“The Great Diamond Robbery,” one of the films, was in progress, and there, depicted on the canvas, amid many figures, he saw himself, the most pronounced in that realistic group. And Betty Dalrymple saw the semblance of him, also, for she gave a slight gasp and sat more erect. In the moving picture he was running away from a crowd.
“Shall—shall we go?” The face of the flesh-and-blood Mr. Heatherbloom was very red; he looked toward the door.
She did not answer; her eyes continued bent straight before her, and she saw the whole quick scene of the drama unfolded. Then the street became cleared, the fleeing figure had turned a corner as an automobile, not engaged for the performance, came around it and went by. A big car—her own—she was in it. She caught, like a flash on the canvas, a glimpse of herself looking around; then the scene came to an end. Betty Dalrymple laughed—a little hysterically.
“Oh,” she said. “Oh, oh!”
He became, if possible, redder.
“Oh,” she repeated. Then, “Why”—with eyes full of mingled tragedy and comedy—“did you not explain it all that day, when—”
Of course she knew even as she spoke why he could not, or would not.
“You had cause to think so many things,” he murmured.
“But that! How—how strange! I saw you, and—”
He laughed. “And the manager told me I was a ‘rotten bad’ actor! Those were his words; not very elegant. But I believed him, until now—”
“Say something harsh and hard to me,” she whispered, almost fiercely. “I deserve it.”
The violet eyes were passionate. “Betty!” he exclaimed wonderingly.
“Do you call that harsh?” she demanded mockingly. “You—you should be cross with me—scold me—punish me—”
“Well,” he said calmly, “you haven’t believed that, lately, anyhow.”
“No; I just set it aside as something incomprehensible, not to be thought of, or to be considered any more. I believed in you, with all my soul, since last night—a good deal before that, yes, yes!—in my innermost heart! You believe me, don’t you?”

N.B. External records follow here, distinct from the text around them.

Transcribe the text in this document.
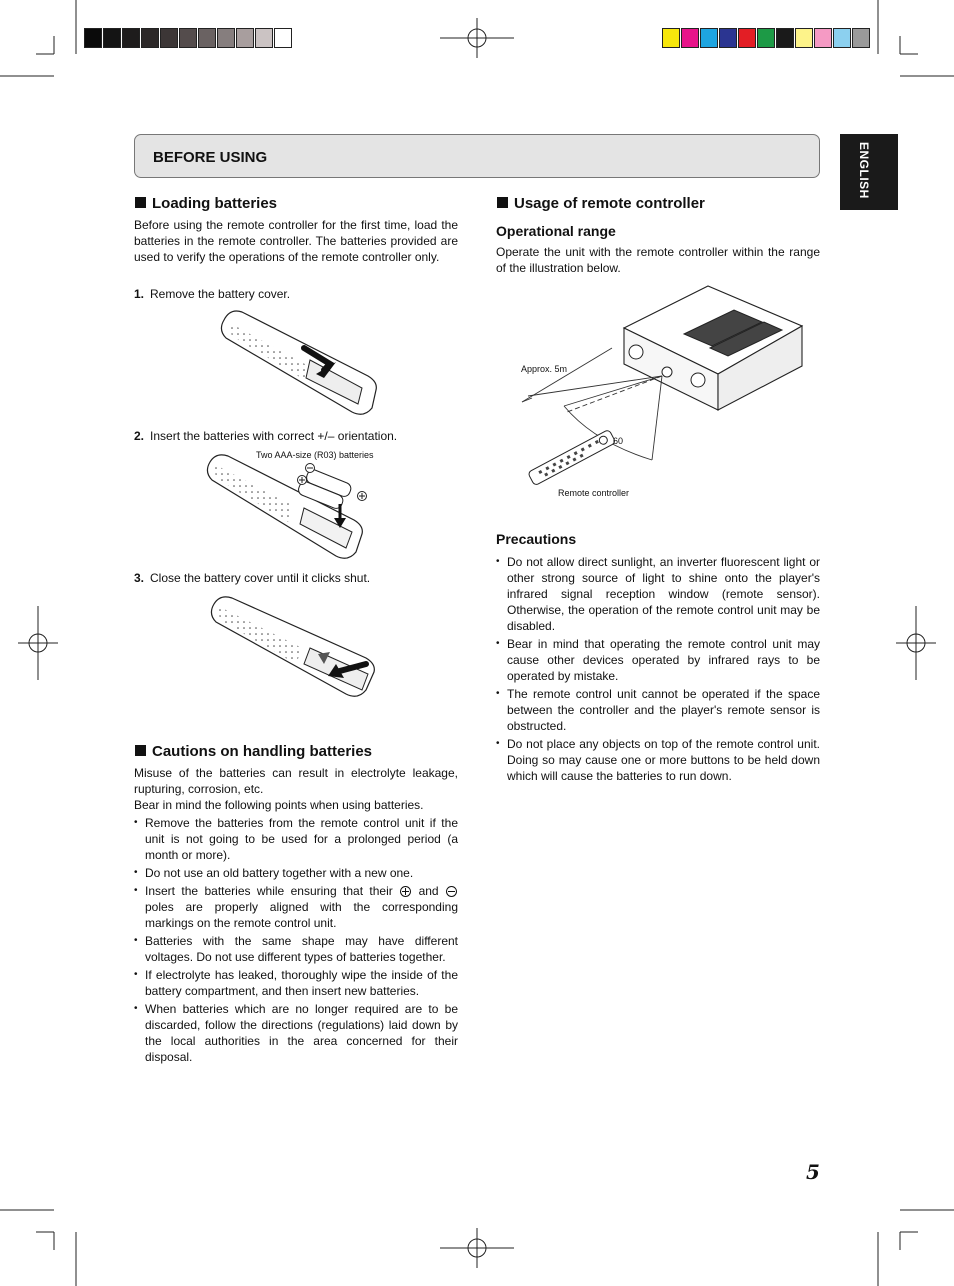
BEFORE USING	ENGLISH
Loading batteries
Before using the remote controller for the first time, load the batteries in the remote controller. The batteries provided are used to verify the operations of the remote controller only.
1. Remove the battery cover.
2. Insert the batteries with correct +/– orientation.
Two AAA-size (R03) batteries
3. Close the battery cover until it clicks shut.
Cautions on handling batteries
Misuse of the batteries can result in electrolyte leakage, rupturing, corrosion, etc.
Bear in mind the following points when using batteries.
• Remove the batteries from the remote control unit if the unit is not going to be used for a prolonged period (a month or more).
• Do not use an old battery together with a new one.
• Insert the batteries while ensuring that their and  poles are properly aligned with the corresponding markings on the remote control unit.
• Batteries with the same shape may have different voltages. Do not use different types of batteries together.
• If electrolyte has leaked, thoroughly wipe the inside of the battery compartment, and then insert new batteries.
• When batteries which are no longer required are to be discarded, follow the directions (regulations) laid down by the local authorities in the area concerned for their disposal.
Usage of remote controller
Operational range
Operate the unit with the remote controller within the range of the illustration below.
Approx. 5m
60
Remote controller
Precautions
• Do not allow direct sunlight, an inverter fluorescent light or other strong source of light to shine onto the player's infrared signal reception window (remote sensor). Otherwise, the operation of the remote control unit may be disabled.
• Bear in mind that operating the remote control unit may cause other devices operated by infrared rays to be operated by mistake.
• The remote control unit cannot be operated if the space between the controller and the player's remote sensor is obstructed.
• Do not place any objects on top of the remote control unit. Doing so may cause one or more buttons to be held down which will cause the batteries to run down.
5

He answered, he hardly knew what. Some one was singing Put on Your Old Gray Bonnet. Her shoulder touched his arm and lingered there. “Oh, my dear!” she was saying to herself. The pianist banged; the vocalist bawled, while Mr. Heatherbloom sat in ecstasy.
CHAPTER XXV
GAIETIES
They took her away the next day. The governor—Sir Charles Somebody—had heard of her and came and claimed her. His lady—portly, majestic—arrived with him. Their carriage was the finest on the island and their horses were the best. The coachman and footman were covered with the most approved paraphernalia and always constituted an unending source of wonder and admiration for the natives. The latter gathered in front of the best hotel on this occasion; they did not quite know what was taking place, but the sight of the big carriage there drew them about like flies.